Contre l’ intrusion policière dans nos secteurs.

lundi 28 février 2005


Il y a une quinzaine de jours un inspecteur de police s’est présenté dans un CMPP de Rouen pour consulter le dossier d’un patient. Il ne s’est pas fait connaitre de la Direction, n’avait pas de commission rogatoire et s’est adréssé à une psychologue vacataire présente.

Celle ci a pensé « qu’obligatoirement » il s’agissait d’une démarche légale. En allant chercher le dossier, elle a croisé (fort heureusement) une collègue , membre du collectif 76, qui l’a immédiatement mise en garde et demandé de refuser de communiquer toute information.

Le flic éconduit n’a plu eu qu’à évacuer les lieux...Moralité nous avons un devoir d’information dans nos associations, auprès de nos collègues, nous devons aussi demander un positionnement de la part de nos directions.

Par ailleurs, suite au départ précipité « à la cloche de bois »d’une jeune femme avec un bébé, qui aurait dû intégrer une pouponnière pas décision du juge des enfants, le portable de cette jeune femme a été mis sous écoute, le service d’A.E.M.O de Rouen par lequel elle était suivie également.

La brigade des mineurs de Rouen a exigé qu’on lui communique les coordonnées personnelles de l’ Educatrice référente de cette jeune femme, qui ne faisait plus partie du personnel.

Compte tenu de son refus, le service d’AEMO a été menacé que soit ordonné un mandat d’amener, pour entendre cette collègue. Ces menaces n’ont fort heureusement pas été mises à éxécution.

L’histoire ne s’arrête pas là : La jeune femme en question était hébergée dans un foyer de l’armée du salut de Rouen. Une animatrice du foyer de cette structure a elle aussi été inquiétée. C ’est son portable personnel qui a été mis sur écoute !

Ceci constitue le viol de la confidentialité que nous établissons avec les familles, et de notre éthique.

Où s’arrêtera cette folie ???

Suite à ces incident les deux collectifs Rouennais (Collectif 76 et Collectif de Défense des libertés Fondamentales) ont décidé de contacter un avocat, membre de la Ligue des Droit de l’Homme, afin de recevoir une formation « anti-sécuritaire »et que nous puissons lui poser toutes les questions s’y référant.

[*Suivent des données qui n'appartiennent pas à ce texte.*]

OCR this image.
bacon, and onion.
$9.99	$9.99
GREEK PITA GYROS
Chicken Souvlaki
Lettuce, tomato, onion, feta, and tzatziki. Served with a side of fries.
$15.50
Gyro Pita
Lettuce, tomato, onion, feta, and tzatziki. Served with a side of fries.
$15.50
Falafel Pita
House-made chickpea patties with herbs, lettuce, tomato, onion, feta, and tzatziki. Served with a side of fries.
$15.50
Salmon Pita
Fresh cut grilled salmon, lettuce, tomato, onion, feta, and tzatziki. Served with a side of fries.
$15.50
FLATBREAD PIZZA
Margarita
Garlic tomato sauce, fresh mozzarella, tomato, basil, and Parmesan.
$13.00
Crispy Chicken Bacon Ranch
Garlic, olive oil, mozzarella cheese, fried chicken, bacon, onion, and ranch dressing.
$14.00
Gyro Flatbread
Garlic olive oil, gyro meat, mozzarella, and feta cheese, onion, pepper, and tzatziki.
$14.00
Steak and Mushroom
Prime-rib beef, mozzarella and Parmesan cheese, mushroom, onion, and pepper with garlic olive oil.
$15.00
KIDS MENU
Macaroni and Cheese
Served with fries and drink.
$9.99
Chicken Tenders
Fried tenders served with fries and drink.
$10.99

En réponse à cet article, réaction du collectif toulousain


ATTENTION :

Depuis la loi Perben 2, la requisition d’informations par la police ne peut plus automatiquement être empêché avec le secret professionnel. Il faut un « motif légitime »... Mais nous sommes LEGITIMES !

CODE DE PROCEDURE PENALE (Partie Législative)

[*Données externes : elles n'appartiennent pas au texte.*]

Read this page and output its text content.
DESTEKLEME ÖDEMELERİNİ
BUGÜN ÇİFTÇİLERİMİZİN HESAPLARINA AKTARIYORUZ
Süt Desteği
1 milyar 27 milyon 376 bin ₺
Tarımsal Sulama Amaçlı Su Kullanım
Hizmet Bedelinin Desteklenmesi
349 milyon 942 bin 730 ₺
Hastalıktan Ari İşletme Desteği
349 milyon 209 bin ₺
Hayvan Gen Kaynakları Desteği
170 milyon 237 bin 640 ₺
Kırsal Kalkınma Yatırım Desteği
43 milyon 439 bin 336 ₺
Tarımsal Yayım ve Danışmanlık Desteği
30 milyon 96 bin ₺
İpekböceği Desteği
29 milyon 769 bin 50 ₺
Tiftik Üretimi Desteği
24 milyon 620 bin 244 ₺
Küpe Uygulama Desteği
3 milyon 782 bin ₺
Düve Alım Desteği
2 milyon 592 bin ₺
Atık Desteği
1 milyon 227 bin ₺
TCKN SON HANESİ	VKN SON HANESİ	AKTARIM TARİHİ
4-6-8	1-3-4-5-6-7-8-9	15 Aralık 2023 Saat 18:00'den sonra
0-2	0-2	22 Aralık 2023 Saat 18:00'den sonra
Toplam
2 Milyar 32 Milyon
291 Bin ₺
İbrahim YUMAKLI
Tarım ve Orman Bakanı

- Article 60-1 L’officier de police judiciaire peut requérir de toute personne, de tout établissement ou organisme privé ou public ou de toute administration publique qui sont susceptibles de détenir des documents intéressant l’enquête, y compris ceux issus d’un système informatique ou d’un traitement de données nominatives, de lui remettre ces documents, sans que puisse lui être opposée, sans motif légitime, l’obligation au secret professionnel.

Lorsque les réquisitions concernent des personnes mentionnées aux articles 56-1 à 56-3 [c-à-d : avocat, journaliste, médecin, notaire, avoué ou huissier], la remise des documents ne peut intervenir qu’avec leur accord.

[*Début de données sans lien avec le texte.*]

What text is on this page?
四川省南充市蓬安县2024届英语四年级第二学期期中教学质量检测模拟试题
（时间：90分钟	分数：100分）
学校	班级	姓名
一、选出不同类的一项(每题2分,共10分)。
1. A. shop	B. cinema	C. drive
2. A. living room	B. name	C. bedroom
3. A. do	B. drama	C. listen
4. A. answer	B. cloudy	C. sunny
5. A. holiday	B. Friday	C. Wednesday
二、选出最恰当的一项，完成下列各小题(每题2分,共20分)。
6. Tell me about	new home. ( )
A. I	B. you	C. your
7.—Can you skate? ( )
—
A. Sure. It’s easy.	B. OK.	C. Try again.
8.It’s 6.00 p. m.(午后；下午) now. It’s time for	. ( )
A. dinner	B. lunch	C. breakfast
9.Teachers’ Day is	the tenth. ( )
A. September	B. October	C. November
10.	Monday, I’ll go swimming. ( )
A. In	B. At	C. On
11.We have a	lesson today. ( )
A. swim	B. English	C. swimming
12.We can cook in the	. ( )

A l’exception des personnes mentionnées aux articles 56-1 à 56-3, le fait de s’abstenir de répondre dans les meilleurs délais à cette réquisition est puni d’une amende de 3 750 Euros. Les personnes morales sont responsables pénalement, dans les conditions prévues par l’article 121-2 du code pénal, du délit prévu par le présent alinéa.

- Article 60-2

Sur demande de l’officier de police judiciaire, intervenant par voie télématique ou informatique, les organismes publics ou les personnes morales de droit privé, à l’exception de ceux visés au deuxième alinéa du 3º du II de l’article 8 et au 2º de l’article 67 de la loi nº 78-17 du 6 janvier 1978 relative à l’informatique, aux fichiers et aux libertés, mettent à sa disposition les informations utiles à la manifestation de la vérité, à l’exception de celles protégées par un secret prévu par la loi, contenues dans le ou les systèmes informatiques ou traitements de données nominatives qu’ils administrent.


1 Message

  • Comment peut t’on reprocher à la Loi de donner à la police les moyens de faire son enquête ? Il apparaît nécessaire d’optimiser le pouvoir d’information de la Police pour permettre à la justice d’assumer son devoir de défense sociale. De plus pour les informations réellement confidentielles ( celles notamment des avocats, huissier...) leur accord est préalable au collectif d’information qu’ils possédent. Ainsi, avec l’accord du conseil constitutionnel, la Loi est conforme au principe de légalité et des droits constitutionnels.